Answer
The solutions to the given equation are $0,\,\frac{\pi }{3},\,\,\pi ,\ \text{ and }\ \frac{5\pi }{3}$.
Work Step by Step
We have to solve the equation on the interval $[0,2\pi )$:
$\begin{align}
& \text{tan }x\ \text{sec }x=2\text{tan }x \\
& \text{tan }x\ \text{sec }x-2\text{tan }x=0 \\
& \text{tan }x\left( \text{sec }x-2 \right)=0
\end{align}$
And each factor needs to be calculated as:
$\text{tan }x=0$
or
$\begin{align}
& \text{sec }x-2=0 \\
& \sec x=0+2 \\
& \sec x=2
\end{align}$
Then, solve for $x$ on the interval $[0,2\pi )$.

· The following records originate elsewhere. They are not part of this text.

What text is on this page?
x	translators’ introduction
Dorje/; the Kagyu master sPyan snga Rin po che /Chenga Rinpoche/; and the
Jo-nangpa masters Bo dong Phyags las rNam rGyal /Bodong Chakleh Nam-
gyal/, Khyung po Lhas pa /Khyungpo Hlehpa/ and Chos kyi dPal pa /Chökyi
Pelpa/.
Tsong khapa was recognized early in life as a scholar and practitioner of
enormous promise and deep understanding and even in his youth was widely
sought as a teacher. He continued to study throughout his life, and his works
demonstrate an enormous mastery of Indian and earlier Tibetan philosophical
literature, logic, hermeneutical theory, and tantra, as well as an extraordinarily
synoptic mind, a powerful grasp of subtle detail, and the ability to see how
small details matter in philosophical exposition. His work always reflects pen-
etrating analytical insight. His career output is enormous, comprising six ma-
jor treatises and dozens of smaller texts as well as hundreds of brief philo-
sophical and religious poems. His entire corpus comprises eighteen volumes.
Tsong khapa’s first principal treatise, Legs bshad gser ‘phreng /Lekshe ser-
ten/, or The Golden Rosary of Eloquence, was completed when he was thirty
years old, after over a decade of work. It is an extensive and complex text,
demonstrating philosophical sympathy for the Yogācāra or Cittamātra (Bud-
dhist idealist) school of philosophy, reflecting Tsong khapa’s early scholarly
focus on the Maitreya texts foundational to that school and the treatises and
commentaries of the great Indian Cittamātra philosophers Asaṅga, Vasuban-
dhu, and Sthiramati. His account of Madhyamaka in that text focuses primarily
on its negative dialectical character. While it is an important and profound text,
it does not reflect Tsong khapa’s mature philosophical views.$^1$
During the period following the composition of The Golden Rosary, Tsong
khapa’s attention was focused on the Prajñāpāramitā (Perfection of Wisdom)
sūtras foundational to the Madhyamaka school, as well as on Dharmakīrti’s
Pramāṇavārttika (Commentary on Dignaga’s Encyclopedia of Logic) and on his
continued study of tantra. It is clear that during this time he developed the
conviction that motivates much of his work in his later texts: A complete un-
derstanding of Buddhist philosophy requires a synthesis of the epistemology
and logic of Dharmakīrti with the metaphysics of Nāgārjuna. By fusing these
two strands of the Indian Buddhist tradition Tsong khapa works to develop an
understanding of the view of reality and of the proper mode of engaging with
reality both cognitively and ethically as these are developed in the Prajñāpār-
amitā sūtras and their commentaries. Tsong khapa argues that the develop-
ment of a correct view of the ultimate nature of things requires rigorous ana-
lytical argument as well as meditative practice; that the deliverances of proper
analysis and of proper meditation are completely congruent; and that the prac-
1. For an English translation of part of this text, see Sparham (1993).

In the quadrant graph, the value of tangent is $0$ at $0$ and $\pi $. This implies,
$\begin{align}
& \text{tan }x=\tan 0 \\
& x=0
\end{align}$
$\begin{align}
& \tan x=\tan \pi \\
& x=\pi
\end{align}$
And the value of secant is not shown in the quadrant graph. By using the reciprocal identity of trigonometry, $\sec x=\frac{1}{\cos x}$ the secant function gets converted into the cosine function as,
$\begin{align}
& \frac{1}{cosx}=2 \\
& \cos x=\frac{1}{2}
\end{align}$
So, in the quadrant graph, the value of cosine is $\frac{1}{2}$ at $\frac{\pi }{3}$ and $\frac{5\pi }{3}$. This implies,
$\begin{align}
& \cos x=\cos \frac{\pi }{3} \\
& x=\frac{\pi }{3}
\end{align}$
$\begin{align}
& \cos x=\cos \frac{5\pi }{3} \\
& x=\frac{5\pi }{3}
\end{align}$
These are the proposed solutions of the tangent and cosine functions. Thus, the actual solutions in the interval $[0,2\pi )$ will be $0,\,\frac{\pi }{3},\,\,\pi ,\ \text{ and }\ \frac{5\pi }{3}$.